Taxiing into Key West on an Airbus A319, I was struck by just how small and inconsequential the airport was. One would expect, considering the spike in tourism to south Florida, a sprawling complex with sophisticated terminals and baggage systems. Nope. But you know what? This place has small island-style charm and class that bigger cities will never have. Exiting the aircraft from rolling ramps out on the tarmac, I was immediately greeted by a sign WELCOME TO KEY WEST.
Behind the entrance sign was something amusing but especially meaningful to me—the southernmost buoy! Well kind of. It was a replica of the buoy that I was about to set off from but this one was surrounded by a life-size family of tourist figurines! I flashed a quick smile and made my way inside. There were only two baggage carousels in the whole airport, one of which was out of service so locating my backpack that had been wrapped in a blue travel-type bag was a breeze. Hailing a taxi to my hotel, I got my first glimpses—apart from the aerial views flying in—of the pristine aqua-marine colored ocean water. The cabbie was from the Bahamas and at one point was speaking (and shouting excitedly) his native language to an acquaintance on his smartphone. My plan was to arrive a day early before touching the buoy (southern terminus of the ECT) and heading out on this magnificent journey. By doing this, I could get some chores done, see the sites, and get some rest before the big day. I stayed at a house-turned-hotel called the Caribbean House near the heart of Key West in what is called the Little Bahamas.
The next morning was prep day but was also to be spent taking in the unique offerings of Key West. After a continental-type breakfast and a conversation with a lovely couple from the UK—who coincidentally would later see me on my roadwalk—I moseyed over to the post office and picked up the Priority box I’d sent myself. Having now configured my Hyperlite backpack and loaded it with all the contents for the first leg, I was ready to explore the Conch Republic (a term expressing Key West as a “succession” or supposed micronation).

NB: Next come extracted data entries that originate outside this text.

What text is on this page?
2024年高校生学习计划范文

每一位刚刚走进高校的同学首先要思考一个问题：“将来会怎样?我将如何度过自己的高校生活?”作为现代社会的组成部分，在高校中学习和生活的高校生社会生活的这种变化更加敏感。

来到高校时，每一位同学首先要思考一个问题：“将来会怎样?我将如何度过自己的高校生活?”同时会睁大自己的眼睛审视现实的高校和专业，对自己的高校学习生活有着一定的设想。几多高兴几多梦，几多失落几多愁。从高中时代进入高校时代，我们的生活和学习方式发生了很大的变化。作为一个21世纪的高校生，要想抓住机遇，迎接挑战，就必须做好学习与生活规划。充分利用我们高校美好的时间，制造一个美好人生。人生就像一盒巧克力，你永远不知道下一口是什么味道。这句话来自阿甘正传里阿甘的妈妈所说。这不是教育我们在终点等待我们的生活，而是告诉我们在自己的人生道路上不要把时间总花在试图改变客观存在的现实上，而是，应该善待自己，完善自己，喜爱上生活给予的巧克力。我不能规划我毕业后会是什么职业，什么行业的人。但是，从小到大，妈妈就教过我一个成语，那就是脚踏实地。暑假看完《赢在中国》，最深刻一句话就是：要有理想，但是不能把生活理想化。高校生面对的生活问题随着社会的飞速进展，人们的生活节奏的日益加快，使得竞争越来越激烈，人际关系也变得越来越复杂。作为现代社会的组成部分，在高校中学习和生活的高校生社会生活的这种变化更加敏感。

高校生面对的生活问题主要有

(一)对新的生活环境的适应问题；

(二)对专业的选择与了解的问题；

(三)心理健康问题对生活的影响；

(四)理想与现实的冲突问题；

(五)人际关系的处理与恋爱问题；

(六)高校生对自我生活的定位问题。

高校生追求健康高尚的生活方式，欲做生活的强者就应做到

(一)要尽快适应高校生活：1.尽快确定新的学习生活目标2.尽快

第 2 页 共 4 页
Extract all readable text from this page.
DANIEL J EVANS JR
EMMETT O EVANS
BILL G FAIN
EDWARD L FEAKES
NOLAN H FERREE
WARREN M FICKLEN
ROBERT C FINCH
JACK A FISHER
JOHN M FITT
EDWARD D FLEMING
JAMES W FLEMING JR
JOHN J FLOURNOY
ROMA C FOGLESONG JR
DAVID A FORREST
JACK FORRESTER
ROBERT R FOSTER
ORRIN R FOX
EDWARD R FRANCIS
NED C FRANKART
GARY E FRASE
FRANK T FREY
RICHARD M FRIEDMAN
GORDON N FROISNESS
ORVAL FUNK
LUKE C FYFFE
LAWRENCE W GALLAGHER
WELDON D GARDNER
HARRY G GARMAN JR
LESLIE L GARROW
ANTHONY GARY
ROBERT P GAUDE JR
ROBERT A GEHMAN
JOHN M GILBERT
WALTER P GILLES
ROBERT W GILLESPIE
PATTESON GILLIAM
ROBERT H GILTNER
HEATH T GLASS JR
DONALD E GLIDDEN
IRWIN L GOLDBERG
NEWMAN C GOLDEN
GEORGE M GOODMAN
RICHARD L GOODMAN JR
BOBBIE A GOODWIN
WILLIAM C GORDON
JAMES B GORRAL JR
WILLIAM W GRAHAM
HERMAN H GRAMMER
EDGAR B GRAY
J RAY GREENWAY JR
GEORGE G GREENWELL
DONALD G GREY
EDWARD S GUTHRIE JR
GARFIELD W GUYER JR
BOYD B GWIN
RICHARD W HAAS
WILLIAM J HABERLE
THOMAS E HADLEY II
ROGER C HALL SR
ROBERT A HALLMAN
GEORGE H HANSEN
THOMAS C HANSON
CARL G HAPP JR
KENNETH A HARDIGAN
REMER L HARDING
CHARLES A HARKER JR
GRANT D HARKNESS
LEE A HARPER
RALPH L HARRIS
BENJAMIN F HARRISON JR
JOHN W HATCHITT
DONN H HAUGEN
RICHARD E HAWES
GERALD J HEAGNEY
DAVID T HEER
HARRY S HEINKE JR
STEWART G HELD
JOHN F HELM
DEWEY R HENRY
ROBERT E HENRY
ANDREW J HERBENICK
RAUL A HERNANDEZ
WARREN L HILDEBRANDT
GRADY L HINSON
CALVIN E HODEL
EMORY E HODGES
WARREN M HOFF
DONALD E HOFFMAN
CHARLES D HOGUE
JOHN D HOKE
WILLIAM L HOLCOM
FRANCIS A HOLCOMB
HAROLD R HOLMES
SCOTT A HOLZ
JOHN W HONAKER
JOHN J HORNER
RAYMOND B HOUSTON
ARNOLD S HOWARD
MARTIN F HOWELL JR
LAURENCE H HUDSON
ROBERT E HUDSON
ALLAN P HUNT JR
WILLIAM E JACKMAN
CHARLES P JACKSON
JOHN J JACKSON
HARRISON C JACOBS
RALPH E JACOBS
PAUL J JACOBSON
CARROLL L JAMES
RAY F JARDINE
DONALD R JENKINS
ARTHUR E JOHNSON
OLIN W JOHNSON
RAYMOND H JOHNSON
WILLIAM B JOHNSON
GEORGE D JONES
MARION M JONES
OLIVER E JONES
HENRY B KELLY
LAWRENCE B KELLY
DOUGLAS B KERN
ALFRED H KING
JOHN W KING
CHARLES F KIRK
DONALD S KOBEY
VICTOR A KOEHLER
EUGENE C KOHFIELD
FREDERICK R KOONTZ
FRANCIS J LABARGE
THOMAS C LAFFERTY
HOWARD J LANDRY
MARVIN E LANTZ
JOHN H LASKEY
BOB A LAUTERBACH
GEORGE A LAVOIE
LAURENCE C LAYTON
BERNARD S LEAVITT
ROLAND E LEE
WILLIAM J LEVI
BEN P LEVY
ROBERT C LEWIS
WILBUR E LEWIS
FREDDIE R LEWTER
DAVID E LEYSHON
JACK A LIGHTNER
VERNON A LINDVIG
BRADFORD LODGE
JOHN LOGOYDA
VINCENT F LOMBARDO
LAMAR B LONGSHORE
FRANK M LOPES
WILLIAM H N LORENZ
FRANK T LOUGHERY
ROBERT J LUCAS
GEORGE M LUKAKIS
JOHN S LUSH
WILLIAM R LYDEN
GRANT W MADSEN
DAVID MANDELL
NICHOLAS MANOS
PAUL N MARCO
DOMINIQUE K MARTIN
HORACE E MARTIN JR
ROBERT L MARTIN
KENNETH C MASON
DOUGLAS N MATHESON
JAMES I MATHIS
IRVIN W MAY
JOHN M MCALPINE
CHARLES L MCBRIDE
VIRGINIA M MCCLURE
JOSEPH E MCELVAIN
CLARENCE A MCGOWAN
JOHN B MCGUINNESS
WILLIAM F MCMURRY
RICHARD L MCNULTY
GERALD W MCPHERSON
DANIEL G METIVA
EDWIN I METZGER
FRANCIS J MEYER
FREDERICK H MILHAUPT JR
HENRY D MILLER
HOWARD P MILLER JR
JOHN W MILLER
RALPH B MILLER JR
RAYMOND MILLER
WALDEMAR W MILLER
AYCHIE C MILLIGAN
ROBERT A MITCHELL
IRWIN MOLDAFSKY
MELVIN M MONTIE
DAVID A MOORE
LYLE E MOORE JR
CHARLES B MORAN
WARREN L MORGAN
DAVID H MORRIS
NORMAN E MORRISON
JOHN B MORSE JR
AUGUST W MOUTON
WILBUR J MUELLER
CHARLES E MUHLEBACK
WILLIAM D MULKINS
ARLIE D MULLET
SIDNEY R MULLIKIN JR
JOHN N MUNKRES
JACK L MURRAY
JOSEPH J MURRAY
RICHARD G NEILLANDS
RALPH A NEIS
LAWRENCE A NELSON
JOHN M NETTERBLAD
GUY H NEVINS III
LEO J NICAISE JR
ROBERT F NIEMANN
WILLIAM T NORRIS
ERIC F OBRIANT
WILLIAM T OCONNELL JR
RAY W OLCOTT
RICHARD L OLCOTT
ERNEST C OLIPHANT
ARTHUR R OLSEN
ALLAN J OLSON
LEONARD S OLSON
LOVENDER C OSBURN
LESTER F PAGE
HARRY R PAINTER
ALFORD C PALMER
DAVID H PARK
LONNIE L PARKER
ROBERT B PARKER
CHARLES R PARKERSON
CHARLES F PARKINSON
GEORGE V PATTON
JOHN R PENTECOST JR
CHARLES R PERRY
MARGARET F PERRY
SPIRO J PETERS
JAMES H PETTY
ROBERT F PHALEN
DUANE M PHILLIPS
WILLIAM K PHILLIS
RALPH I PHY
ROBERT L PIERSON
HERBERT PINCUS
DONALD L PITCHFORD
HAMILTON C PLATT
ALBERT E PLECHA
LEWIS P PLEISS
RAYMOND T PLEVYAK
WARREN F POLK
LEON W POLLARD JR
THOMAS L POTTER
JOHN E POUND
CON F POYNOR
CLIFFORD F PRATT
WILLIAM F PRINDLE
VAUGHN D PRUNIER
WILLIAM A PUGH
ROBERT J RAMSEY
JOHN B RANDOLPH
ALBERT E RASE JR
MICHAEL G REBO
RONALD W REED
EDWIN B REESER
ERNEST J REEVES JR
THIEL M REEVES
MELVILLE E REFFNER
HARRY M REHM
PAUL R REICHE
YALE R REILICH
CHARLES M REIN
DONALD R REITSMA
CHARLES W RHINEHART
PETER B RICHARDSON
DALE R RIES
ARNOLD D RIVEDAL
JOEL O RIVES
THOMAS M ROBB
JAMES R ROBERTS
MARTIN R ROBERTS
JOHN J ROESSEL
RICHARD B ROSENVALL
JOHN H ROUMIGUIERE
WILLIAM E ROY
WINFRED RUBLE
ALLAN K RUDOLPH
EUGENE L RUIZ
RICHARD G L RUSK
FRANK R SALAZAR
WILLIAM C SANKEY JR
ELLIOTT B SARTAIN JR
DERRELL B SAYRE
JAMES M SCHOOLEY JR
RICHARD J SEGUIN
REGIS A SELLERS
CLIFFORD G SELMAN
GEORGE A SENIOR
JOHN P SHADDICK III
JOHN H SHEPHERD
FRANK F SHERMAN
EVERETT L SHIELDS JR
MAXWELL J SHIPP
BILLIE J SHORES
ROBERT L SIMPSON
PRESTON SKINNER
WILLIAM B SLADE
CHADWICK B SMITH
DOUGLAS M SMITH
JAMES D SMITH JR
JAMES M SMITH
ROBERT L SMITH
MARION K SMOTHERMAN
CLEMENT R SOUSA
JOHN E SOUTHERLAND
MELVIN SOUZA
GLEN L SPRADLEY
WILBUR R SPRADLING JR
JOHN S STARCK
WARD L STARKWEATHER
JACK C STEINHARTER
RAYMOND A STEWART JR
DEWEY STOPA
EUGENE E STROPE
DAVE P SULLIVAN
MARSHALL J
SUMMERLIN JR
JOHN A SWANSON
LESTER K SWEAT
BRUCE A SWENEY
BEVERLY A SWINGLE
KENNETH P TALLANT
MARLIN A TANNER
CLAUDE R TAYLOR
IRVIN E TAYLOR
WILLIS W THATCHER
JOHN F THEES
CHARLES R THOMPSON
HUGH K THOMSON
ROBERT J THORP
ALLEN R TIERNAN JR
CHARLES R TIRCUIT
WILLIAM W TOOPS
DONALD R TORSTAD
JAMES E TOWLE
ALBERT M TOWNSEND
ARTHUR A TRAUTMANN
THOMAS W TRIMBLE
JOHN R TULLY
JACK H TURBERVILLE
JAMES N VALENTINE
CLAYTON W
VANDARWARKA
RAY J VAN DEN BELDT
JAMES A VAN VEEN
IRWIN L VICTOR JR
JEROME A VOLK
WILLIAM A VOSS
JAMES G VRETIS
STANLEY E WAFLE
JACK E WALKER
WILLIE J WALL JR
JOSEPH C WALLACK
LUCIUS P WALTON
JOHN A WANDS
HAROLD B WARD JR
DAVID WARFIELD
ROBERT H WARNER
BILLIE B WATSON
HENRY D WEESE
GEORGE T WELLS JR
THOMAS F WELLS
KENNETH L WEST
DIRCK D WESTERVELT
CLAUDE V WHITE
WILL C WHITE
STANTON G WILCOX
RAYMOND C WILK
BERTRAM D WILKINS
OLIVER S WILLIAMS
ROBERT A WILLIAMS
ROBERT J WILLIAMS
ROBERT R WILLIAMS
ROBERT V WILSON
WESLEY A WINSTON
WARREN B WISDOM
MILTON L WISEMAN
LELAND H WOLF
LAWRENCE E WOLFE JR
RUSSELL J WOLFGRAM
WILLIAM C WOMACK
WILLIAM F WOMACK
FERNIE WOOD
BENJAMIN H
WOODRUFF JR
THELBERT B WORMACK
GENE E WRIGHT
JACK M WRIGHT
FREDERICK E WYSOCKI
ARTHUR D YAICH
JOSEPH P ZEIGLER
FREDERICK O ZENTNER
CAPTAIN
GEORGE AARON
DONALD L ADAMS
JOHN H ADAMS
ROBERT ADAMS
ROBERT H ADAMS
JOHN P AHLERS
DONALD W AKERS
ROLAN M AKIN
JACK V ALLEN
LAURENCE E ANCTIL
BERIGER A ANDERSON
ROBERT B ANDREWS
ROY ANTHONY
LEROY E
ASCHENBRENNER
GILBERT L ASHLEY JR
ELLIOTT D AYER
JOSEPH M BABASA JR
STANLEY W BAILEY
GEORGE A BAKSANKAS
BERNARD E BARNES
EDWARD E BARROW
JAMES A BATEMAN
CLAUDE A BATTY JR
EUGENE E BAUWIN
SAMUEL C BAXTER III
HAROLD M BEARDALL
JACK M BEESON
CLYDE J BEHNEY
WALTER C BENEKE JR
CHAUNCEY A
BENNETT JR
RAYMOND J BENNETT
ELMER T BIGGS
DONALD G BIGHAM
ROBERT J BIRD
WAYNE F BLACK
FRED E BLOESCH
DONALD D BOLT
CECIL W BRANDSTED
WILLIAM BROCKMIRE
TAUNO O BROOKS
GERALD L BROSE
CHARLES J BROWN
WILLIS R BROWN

Just down the street was Ernest Hemingway Home, which presented an opportunity that I couldn’t pass up. As an aspiring writer myself, being at the Hemingway home was an absolute thrill. Touring the home of the man who authored such American classics as For Whom the Bell Tolls, Where the Red Fern Grows, and A Farewell to Arms, was simultaneously enriching and sad. It was enlightening because of all the literary history in the place but it was regretful to learn that the man who had written a memorable book called The Sun Also Rises, required reading when I was in college for American Lit, suffered deep depression and alcoholism leading him to end his life tragically. In 1961, he took his own double-barreled side-by-side shotgun and discharged the weapon at his head, blowing his brains out. Depression ran deep in the Hemingway family as Ernest’s supermodel granddaughter Margaux would also commit suicide in 1996. On a lighter note, Ernest had numerous polydactyl (six-toed) cats. Interestingly, the museum today has some 60 cats, many of which are feline descendants of the original Hemingway cat. After the Hemingway visit, the late afternoon was spent visiting Truman’s “Little Whitehouse,” eating conch fritters (a staple of the Conch Republic), and watching the spectacular sunset at the pier. It was the perfect ending before my hike was to begin. I was ready. I was born for this!
Finally my start day came. It was the morning of December 1st. After touching the buoy in the wee hours of the morning, I began the first part of my ECT journey on what is known as the Florida Keys Oversees Heritage Trail (FKOHT). It’s basically a 108-mile roadwalk extending from Key West in the Lower Keys to Key Largo in the Upper Keys.
Crossing the famed Seven-Mile Bridge was a highlight of this section. Much of the original bridge, which parallels the new, is now used as pedestrian walkways, bicycle paths, and piers from which to fish. Since the old bridge is damaged or missing in sections, I had to take the auto bridge to get into Marathon. Hiking against traffic with a narrow shoulder and fast-approaching cars, the crossing of the Seven-Mile Bridge took me 2 hours and 27 minutes. Along the way, I received a few “toots” of encouragement. Upon crossing I stayed at Captain Pips and ate a Hogfish sandwich at Sunset Grille overlooking the ocean. The seafood in the Keys is absolutely delectable! All in all, the FKOHT went incredibly well albeit hiking on hard pavement surfaces is never the preference of a thru-hiker. Both the Lower and Upper Keys provided a remarkable experience and one making sweet memories that will surely hang around for years to come.